Kritik der Gewalt

 

In der englischsprachigen Welt hat das Genre des Sachcomics mittlerweile eine Tradition. In diesem Kontext ist vor allem der Name Rius ein Begriff, dessen Comics über Freud, Marx, Lenin und Mao Anfang der 80er Jahre in deutscher Übersetzung im Rowohlt Verlag erschienen. Seit ein paar Jahren gibt es wieder eine Renaissance der Übersetzungen von Sachcomics in Deutschland – sei es aus dem Englischen oder mittlerweile auch vereinzelt aus dem Französischen. In diesem Kontext steht auch der neueste Sachcomic aus dem Hause Unrast – Kritik der Gewalt. Eine illustrierte Geschichte des radikalen Denkens von Brad Evans (Autor) und Sean Michael Wilson (Autor), welches von unterschiedlichen Zeichner*innen illustriert wurde. Das Vorwort hat Henry A. Giroux verfasst, der auch das Anliegen jenes Comics auf den Punkt bringt – « eine zeitgemässe Kritik der Gewalt (zu formulieren) » (S. 7). Ausgehend von einem real stattgefundenen Interview, welches die Journalistin Natasha Lennard mit Brad Evans für die New York Times führte, wird eine Kritik der Gewalt unter – z.T. sehr verkürzten – Rückgriffen auf unterschiedliche Philosoph*innen, Pädagog*innen, Psychoanalytiker*innen und Politolog*innen dargestellt. Zu ihnen zählen u.a. der eher für seine Gewaltaffinität bekannte algerische Psychoanalytiker Frantz Fanon, Hannah Arendt, Noam Chomsky, der umstrittene italienische Philosoph Giorgio Agamben und die Literaturwissenschaftlerin Susan Sontag. Insgesamt neun von ihnen ist jeweils ein eigenes Kapitel gewidmet, wo zwar auch andere Persönlichkeiten wie z.B. Walter Benjamin noch am Rande eine Erwähnung finden.
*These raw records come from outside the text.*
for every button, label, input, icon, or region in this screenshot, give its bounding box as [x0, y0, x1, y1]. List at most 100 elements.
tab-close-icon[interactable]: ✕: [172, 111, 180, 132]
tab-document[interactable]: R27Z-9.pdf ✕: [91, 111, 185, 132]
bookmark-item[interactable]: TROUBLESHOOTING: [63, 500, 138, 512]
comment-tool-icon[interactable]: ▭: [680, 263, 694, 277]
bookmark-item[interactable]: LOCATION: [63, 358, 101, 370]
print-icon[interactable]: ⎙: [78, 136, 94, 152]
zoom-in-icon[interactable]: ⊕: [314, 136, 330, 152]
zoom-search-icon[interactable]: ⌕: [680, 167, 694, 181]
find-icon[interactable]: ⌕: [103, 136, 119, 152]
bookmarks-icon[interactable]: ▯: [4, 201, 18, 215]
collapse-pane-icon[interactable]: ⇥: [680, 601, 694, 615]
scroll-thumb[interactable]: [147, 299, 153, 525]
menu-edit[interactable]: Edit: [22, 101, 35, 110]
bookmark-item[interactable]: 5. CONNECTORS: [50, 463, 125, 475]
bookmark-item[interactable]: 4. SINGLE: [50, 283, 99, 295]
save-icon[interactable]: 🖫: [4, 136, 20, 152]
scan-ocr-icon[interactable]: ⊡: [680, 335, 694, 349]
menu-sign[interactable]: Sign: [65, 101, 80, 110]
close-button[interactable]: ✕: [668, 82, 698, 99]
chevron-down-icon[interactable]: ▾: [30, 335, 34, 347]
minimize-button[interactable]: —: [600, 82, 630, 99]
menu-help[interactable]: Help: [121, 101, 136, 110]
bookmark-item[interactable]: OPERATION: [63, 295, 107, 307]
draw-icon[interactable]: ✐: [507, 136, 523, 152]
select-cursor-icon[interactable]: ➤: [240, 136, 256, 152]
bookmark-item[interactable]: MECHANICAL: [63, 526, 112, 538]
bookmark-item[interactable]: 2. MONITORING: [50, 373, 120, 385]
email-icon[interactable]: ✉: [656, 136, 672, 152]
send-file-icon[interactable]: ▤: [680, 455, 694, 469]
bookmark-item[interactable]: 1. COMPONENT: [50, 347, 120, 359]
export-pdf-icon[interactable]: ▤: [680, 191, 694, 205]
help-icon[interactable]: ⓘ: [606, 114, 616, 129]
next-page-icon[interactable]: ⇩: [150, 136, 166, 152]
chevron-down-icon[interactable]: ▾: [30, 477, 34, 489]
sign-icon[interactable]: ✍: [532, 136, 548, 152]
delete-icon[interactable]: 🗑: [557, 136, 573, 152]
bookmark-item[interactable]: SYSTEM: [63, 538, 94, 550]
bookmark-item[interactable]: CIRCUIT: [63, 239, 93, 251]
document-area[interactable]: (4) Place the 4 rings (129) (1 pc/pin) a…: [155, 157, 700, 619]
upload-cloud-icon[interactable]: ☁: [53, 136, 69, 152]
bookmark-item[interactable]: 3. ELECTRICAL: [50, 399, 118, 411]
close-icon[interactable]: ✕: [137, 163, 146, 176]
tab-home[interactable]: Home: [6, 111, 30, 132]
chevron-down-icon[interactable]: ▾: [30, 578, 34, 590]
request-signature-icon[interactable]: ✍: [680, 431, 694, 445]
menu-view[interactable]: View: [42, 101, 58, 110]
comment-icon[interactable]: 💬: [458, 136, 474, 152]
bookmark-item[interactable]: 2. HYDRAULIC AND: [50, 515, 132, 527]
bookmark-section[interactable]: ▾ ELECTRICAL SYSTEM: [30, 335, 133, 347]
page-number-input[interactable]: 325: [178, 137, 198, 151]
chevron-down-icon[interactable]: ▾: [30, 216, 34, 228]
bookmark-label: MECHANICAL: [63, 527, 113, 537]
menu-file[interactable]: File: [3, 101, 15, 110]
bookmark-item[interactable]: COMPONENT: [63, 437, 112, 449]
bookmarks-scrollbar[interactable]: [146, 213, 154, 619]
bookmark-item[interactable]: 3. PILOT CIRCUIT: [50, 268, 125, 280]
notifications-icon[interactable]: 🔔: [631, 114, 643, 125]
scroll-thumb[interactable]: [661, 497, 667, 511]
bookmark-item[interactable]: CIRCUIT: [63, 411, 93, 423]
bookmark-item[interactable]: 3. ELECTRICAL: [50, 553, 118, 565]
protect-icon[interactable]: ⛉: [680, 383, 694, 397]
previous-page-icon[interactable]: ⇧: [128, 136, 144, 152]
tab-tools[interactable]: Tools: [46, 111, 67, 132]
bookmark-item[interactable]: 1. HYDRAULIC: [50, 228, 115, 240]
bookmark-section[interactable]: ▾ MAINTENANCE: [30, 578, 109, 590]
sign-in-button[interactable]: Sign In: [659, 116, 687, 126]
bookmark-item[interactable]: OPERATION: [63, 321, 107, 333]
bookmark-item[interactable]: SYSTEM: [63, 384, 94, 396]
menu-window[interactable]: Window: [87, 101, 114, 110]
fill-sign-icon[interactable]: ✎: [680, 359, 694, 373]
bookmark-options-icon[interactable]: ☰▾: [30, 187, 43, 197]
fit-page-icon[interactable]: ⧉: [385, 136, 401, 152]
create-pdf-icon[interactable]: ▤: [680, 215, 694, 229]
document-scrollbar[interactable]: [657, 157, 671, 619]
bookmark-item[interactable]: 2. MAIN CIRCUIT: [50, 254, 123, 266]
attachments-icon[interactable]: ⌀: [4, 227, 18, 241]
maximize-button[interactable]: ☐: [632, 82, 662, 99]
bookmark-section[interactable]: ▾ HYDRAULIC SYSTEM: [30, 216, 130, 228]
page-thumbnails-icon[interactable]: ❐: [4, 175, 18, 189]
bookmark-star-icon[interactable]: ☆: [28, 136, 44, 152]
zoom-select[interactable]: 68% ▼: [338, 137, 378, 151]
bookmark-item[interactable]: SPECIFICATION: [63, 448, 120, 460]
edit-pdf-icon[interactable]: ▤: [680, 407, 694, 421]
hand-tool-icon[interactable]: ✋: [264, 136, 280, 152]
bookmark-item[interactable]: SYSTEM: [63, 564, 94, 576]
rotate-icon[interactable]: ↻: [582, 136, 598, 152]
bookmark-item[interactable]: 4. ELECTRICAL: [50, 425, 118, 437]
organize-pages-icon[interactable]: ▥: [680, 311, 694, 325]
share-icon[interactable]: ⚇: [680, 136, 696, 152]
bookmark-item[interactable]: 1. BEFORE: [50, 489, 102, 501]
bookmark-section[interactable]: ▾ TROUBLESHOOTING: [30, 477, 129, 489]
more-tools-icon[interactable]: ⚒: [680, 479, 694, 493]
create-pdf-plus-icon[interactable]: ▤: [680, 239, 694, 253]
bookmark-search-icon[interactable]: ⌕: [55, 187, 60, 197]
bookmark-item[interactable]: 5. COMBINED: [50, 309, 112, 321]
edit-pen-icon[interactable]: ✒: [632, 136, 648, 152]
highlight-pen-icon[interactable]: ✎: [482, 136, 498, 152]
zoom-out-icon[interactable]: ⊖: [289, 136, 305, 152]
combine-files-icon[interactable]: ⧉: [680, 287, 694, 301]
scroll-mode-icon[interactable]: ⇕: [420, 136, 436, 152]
Dabei verwundert gerade das Fehlen einzelner Vordenker*innen – sei es der russische Literat Leo Tolstoi, der indische Vorkämpfer Mahatma Gandhi oder auch der für die Einführung der Begriffe « strukturelle Gewalt » und « kulturelle Gewalt » bekannte Friedensforscher Johann Galtung. Generell scheint es Brad Evans insgesamt nicht sonderlich um die Begriffe zu gehen. Die von Hannah Arendt vorgenommene Unterscheidung von « Macht » und « Gewalt », die für eine sozialwissenschaftliche Analyse von Gewaltphänomenen mittlerweile unumgänglich ist, wird gar nicht thematisiert, sondern lediglich ihre Auseinandersetzung mit Eichmann und der « Banalität des Bösen ».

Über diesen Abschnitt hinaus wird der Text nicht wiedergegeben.